What was hard, and what I decided
Memory under heterogeneous fan-out. Channels range 50–240 MB compressed, and naive fan-out OOM-killed 4 GB Ray workers. Rather than throw bigger machines at it — the cost-explosion trap — I profiled peak RSS per task and bin-packed by actual footprint: pd.Categorical encoding, building arrays with Categorical.from_codes instead of Python lists (per-task peak 2.35 GB → 0.5 GB), dropping defensive copies, and Ray memory= hints with max_calls=1 to force reclamation between tasks. Measure peak RSS before tuning concurrency.

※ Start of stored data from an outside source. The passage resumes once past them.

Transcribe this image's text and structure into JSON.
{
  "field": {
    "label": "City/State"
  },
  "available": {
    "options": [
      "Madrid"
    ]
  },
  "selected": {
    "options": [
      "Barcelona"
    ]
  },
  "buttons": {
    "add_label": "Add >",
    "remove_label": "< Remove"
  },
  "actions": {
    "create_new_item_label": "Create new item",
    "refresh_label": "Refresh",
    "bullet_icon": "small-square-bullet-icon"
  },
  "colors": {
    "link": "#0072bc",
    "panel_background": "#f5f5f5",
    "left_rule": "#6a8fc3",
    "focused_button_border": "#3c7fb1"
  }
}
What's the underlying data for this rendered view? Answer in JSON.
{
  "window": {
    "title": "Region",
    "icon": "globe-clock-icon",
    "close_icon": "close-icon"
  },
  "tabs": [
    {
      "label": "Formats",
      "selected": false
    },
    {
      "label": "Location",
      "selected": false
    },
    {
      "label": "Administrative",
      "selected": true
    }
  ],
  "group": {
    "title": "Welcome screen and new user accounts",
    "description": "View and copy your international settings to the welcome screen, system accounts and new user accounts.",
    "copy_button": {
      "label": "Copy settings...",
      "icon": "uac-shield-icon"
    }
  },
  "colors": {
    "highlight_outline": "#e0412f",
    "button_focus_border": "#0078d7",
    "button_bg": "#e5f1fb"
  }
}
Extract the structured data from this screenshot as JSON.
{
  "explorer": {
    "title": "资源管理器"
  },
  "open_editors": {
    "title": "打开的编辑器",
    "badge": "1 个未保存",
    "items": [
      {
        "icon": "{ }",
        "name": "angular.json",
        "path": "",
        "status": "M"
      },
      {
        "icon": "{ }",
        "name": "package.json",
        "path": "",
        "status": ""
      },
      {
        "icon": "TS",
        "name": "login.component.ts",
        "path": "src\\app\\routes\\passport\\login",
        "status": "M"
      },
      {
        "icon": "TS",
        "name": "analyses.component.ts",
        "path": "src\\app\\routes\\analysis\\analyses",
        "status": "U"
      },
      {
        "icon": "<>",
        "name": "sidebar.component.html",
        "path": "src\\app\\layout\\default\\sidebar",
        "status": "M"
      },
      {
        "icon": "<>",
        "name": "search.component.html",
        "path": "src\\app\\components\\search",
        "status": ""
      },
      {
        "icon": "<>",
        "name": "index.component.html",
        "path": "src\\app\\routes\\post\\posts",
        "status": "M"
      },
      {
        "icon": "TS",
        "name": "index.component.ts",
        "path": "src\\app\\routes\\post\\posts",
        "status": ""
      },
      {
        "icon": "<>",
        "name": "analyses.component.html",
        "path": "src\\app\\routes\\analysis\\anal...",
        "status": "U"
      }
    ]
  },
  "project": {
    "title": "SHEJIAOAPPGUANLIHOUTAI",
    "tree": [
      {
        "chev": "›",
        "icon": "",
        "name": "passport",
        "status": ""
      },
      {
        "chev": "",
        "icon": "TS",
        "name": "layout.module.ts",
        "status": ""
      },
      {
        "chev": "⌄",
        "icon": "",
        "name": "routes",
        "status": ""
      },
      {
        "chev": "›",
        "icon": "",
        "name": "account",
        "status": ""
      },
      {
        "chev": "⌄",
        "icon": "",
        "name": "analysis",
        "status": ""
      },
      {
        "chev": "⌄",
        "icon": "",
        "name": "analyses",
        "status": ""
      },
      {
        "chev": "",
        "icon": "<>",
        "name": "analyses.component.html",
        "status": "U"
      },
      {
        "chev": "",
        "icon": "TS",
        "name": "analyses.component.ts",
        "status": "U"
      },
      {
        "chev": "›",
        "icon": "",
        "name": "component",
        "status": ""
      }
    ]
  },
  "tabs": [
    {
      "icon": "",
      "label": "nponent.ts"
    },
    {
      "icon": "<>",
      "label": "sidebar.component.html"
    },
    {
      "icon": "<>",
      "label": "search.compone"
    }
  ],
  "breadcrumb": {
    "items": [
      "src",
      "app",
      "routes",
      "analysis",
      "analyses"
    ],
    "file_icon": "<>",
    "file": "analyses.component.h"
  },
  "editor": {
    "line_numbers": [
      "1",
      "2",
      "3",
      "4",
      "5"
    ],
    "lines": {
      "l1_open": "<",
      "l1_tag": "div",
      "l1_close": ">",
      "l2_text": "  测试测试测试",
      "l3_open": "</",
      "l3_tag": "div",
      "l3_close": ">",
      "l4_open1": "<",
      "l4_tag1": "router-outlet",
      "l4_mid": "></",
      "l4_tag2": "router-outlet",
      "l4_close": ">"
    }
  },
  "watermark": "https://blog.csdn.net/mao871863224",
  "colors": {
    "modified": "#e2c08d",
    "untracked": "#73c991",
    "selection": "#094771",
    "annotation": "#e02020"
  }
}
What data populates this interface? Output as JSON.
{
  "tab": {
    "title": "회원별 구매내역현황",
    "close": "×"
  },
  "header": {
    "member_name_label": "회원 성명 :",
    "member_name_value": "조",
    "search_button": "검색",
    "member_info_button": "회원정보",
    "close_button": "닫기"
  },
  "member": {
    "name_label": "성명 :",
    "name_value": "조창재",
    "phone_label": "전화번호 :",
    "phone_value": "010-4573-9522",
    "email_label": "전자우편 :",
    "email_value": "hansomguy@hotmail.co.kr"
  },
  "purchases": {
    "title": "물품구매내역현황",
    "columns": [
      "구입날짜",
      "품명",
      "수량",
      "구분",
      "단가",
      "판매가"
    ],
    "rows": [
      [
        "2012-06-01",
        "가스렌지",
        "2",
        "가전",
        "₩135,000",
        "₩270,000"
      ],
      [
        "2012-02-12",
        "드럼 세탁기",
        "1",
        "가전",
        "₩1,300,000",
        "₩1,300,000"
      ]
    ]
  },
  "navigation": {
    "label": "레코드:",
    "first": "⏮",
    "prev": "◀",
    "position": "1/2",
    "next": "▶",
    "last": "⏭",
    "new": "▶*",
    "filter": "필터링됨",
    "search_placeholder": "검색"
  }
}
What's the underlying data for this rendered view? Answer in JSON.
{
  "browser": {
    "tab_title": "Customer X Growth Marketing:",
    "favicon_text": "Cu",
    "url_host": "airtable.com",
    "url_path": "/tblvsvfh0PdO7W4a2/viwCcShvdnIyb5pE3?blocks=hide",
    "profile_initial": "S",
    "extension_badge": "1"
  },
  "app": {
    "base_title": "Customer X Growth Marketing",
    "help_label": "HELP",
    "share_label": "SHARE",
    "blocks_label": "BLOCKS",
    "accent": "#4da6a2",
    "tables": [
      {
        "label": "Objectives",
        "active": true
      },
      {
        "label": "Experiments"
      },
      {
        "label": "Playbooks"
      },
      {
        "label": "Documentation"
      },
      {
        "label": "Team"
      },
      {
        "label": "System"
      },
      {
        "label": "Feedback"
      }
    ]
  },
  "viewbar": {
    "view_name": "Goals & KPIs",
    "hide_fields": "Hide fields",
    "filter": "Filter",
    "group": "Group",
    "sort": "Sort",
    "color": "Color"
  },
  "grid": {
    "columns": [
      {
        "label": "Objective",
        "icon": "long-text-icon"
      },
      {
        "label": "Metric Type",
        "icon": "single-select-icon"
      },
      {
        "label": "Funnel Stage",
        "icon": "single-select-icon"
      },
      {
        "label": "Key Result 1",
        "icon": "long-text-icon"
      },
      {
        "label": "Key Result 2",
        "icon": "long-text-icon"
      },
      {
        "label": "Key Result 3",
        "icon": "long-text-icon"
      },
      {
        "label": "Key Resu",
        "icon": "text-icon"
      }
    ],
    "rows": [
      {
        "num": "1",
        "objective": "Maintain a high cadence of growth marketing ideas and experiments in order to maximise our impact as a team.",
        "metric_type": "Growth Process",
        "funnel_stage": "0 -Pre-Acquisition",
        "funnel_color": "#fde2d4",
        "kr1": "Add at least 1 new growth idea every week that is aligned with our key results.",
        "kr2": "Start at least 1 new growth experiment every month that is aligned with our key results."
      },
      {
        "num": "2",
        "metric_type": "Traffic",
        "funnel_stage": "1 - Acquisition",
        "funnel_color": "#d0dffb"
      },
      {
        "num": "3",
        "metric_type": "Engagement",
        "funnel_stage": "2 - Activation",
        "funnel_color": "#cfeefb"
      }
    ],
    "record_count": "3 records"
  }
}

The wrong tool on the hot path. I started with Evidently for drift detection, but its batch reports (~58 ms each) saturated the thread pool at high replay speeds. I swapped to a direct scipy Wasserstein computation (under 1 ms) offloaded with asyncio.to_thread, keeping Evidently for the offline path. A great batch tool can be the wrong choice on a latency budget.
Scale-to-zero makes startup a first-class problem. Cold starts on a 2 GiB Cloud Run instance OOM’d because every champion model loaded via an unbounded asyncio.gather. Fix: deferred background loading behind a bounded semaphore, per-channel bounded queues so one slow channel can’t stall the rest, and a single merged SSE connection. /health returns early with status="loading" while the app already accepts requests.
Credentials that outlive the job. GCP ID tokens expire after an hour, so Ray workers on training runs longer than that hit 403s mid-job. I added an in-flight refresh_mlflow_auth() called once per epoch — a cheap dict lookup when there’s more than 10 minutes left, a refetch only near expiry. Any long-running distributed job that outlives a credential needs refresh, not just auth at startup.
On results, honestly
Because the model is a deliberate baseline, the detection numbers are modest — segment-overlap F0.5 ≈ 0.19 fleet-mean on the held-out final 40%, with 30 of 31 labeled channels detected and a few channels above 0.7. I report segment-overlap F0.5 rather than the point-adjust convention common in the SMAP/MSL literature because point-adjust inflates scores by crediting an entire anomaly segment for a single detected point. The project is about the platform and the engineering judgment behind it, and honest evaluation is part of that.